News Archive

ACP Releases High Value Care Advice for Communicating About End-of-Life Care Goals

Physician-patient communication about goals of care is a low risk, high value intervention for patients with a life threatening illness, the American College of Physicians (ACP) advises in a paper published in JAMA Internal Medicine.

"Discussions about end-of-life care, especially early in the course of a life-limiting illness, are associated with care more consistent with patient goals and improved patient outcomes, including longer survival rates and better quality of life," says David Fleming, MD, president of ACP. "This approach is also associated with improved bereavement outcomes for family members."

Coauthored for ACP's High Value Care Task Force by Rachelle Bernacki, MD, and Susan Block, MD, from the Center for Palliative Care at Harvard Medical School, "Communication About Serious Illness Care Goals: A Review and Synthesis of Best Practices" notes that a consistent and large body of mostly observational research shows that patient, physician, and system factors all contribute to deficiencies in serious illness care communication.

The paper reviews current literature and describes best practices in conversations about serious illness care goals. The paper also offers practical advice for clinicians and health care systems about developing a systematic approach to the quality and timing of such communication to assure that each patient has a personalized serious illness care plan.

"It is important for physicians, patients, and their families to know that the evidence does not support the commonly held belief that communication about end-of-life issues increases depression, anxiety, or loss of hope among patients," Fleming says.

Effective communication about end-of-life care may also reduce costs. Best practices in discussing goals of care include sharing prognostic information, eliciting decision-making preferences, understanding fears and goals, exploring views on tradeoffs and impaired function, and wishes for family involvement, the authors wrote.

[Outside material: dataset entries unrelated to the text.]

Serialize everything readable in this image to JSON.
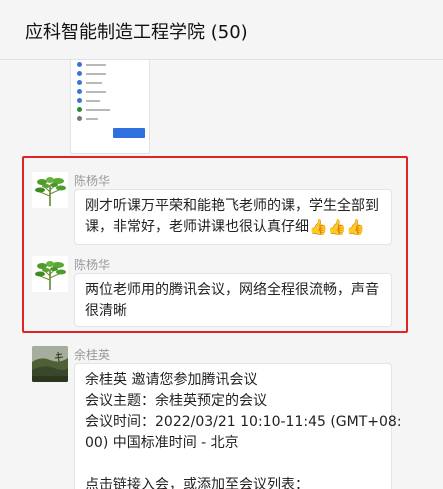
{
  "header": {
    "title": "应科智能制造工程学院 (50)"
  },
  "messages": [
    {
      "sender": "陈杨华",
      "avatar": "bamboo-plant",
      "lines": [
        "刚才听课万平荣和能艳飞老师的课，学生全部到",
        "课，非常好，老师讲课也很认真仔细"
      ],
      "emoji": [
        "thumbs-up",
        "thumbs-up",
        "thumbs-up"
      ]
    },
    {
      "sender": "陈杨华",
      "avatar": "bamboo-plant",
      "lines": [
        "两位老师用的腾讯会议，网络全程很流畅，声音",
        "很清晰"
      ]
    },
    {
      "sender": "余桂英",
      "avatar": "landscape",
      "lines": [
        "余桂英 邀请您参加腾讯会议",
        "会议主题：余桂英预定的会议",
        "会议时间：2022/03/21 10:10-11:45 (GMT+08:",
        "00) 中国标准时间 - 北京",
        "",
        "点击链接入会，或添加至会议列表："
      ]
    }
  ],
  "colors": {
    "highlight_border": "#e02424",
    "background": "#f5f5f5",
    "bubble": "#ffffff",
    "sender_name": "#9a9a9a",
    "emoji": "#f0b429"
  }
}
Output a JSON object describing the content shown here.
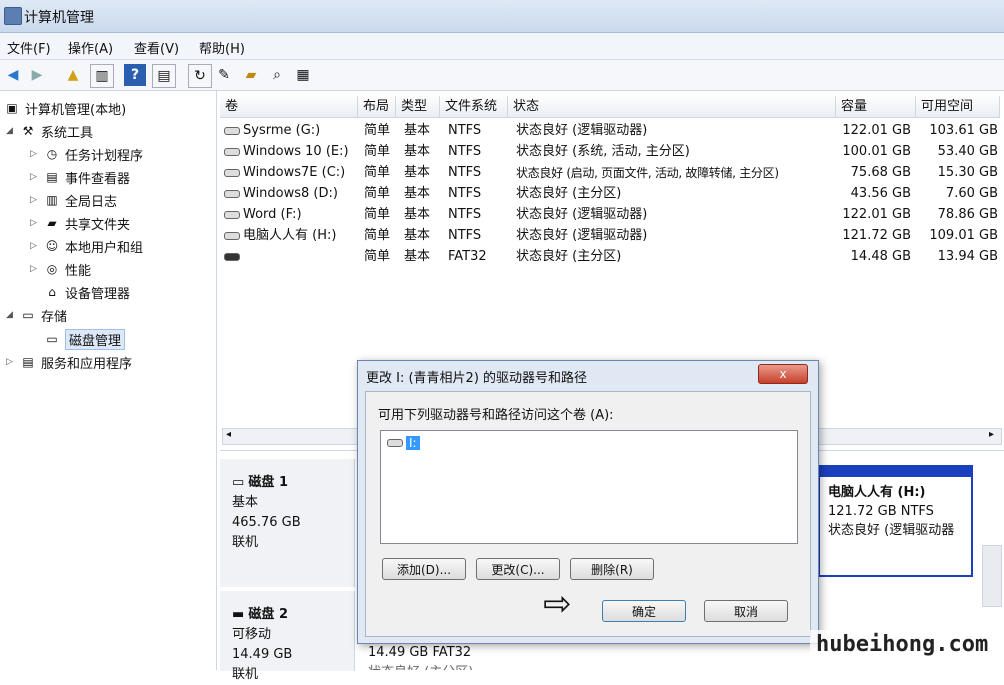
{
  "window": {
    "title": "计算机管理"
  },
  "menu": [
    "文件(F)",
    "操作(A)",
    "查看(V)",
    "帮助(H)"
  ],
  "toolbar_icons": [
    "back-arrow-icon",
    "forward-arrow-icon",
    "up-folder-icon",
    "show-hide-tree-icon",
    "help-icon",
    "properties-icon",
    "refresh-icon",
    "export-icon",
    "open-folder-icon",
    "search-icon",
    "disk-icon"
  ],
  "tree": {
    "root": "计算机管理(本地)",
    "system_tools": "系统工具",
    "task_scheduler": "任务计划程序",
    "event_viewer": "事件查看器",
    "shared_folders": "共享文件夹",
    "local_users": "本地用户和组",
    "performance": "性能",
    "device_manager": "设备管理器",
    "storage": "存储",
    "disk_management": "磁盘管理",
    "services": "服务和应用程序"
  },
  "volumes": {
    "columns": [
      "卷",
      "布局",
      "类型",
      "文件系统",
      "状态",
      "容量",
      "可用空间"
    ],
    "rows": [
      [
        "Sysrme (G:)",
        "简单",
        "基本",
        "NTFS",
        "状态良好 (逻辑驱动器)",
        "122.01 GB",
        "103.61 GB"
      ],
      [
        "Windows 10 (E:)",
        "简单",
        "基本",
        "NTFS",
        "状态良好 (系统, 活动, 主分区)",
        "100.01 GB",
        "53.40 GB"
      ],
      [
        "Windows7E (C:)",
        "简单",
        "基本",
        "NTFS",
        "状态良好 (启动, 页面文件, 活动, 故障转储, 主分区)",
        "75.68 GB",
        "15.30 GB"
      ],
      [
        "Windows8 (D:)",
        "简单",
        "基本",
        "NTFS",
        "状态良好 (主分区)",
        "43.56 GB",
        "7.60 GB"
      ],
      [
        "Word (F:)",
        "简单",
        "基本",
        "NTFS",
        "状态良好 (逻辑驱动器)",
        "122.01 GB",
        "78.86 GB"
      ],
      [
        "电脑人人有 (H:)",
        "简单",
        "基本",
        "NTFS",
        "状态良好 (逻辑驱动器)",
        "121.72 GB",
        "109.01 GB"
      ],
      [
        "",
        "简单",
        "基本",
        "FAT32",
        "状态良好 (主分区)",
        "14.48 GB",
        "13.94 GB"
      ]
    ]
  },
  "disks": {
    "disk1": {
      "name": "磁盘 1",
      "type": "基本",
      "size": "465.76 GB",
      "status": "联机"
    },
    "disk2": {
      "name": "磁盘 2",
      "type": "可移动",
      "size": "14.49 GB",
      "status": "联机"
    },
    "partition": {
      "name": "电脑人人有 (H:)",
      "size": "121.72 GB NTFS",
      "status": "状态良好 (逻辑驱动器"
    },
    "bottom_partition": {
      "size": "14.49 GB FAT32",
      "status": "状态良好 (主分区)"
    }
  },
  "dialog": {
    "title": "更改 I: (青青相片2) 的驱动器号和路径",
    "close": "x",
    "prompt": "可用下列驱动器号和路径访问这个卷 (A):",
    "path_entry": "I:",
    "add": "添加(D)...",
    "change": "更改(C)...",
    "remove": "删除(R)",
    "ok": "确定",
    "cancel": "取消"
  },
  "watermark": "hubeihong.com"
}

ACP advises that communication about serious illness care goals should come from the patient's primary clinician even when a team of clinicians is involved with the patient's care. Key elements of a system to help assure that every patient has a personalized serious illness care plan include training clinicians, identifying patients at risk of dying, preparing and educating patients, "triggering" physicians to conduct discussions at the appropriate time, a structured communication format for goals of care discussions, a system to assure documentation of these discussions, and metrics to gauge performance.

ACP supports the need for improving the approach to serious illness and end-of-life care, as well as the system changes needed to assure thoughtful and timely communication with patients and their family members across all health care settings.

The most common clinical conditions relevant to the paper include cancer, congestive heart failure, chronic obstructive pulmonary disease, and chronic kidney disease/end stage renal disease.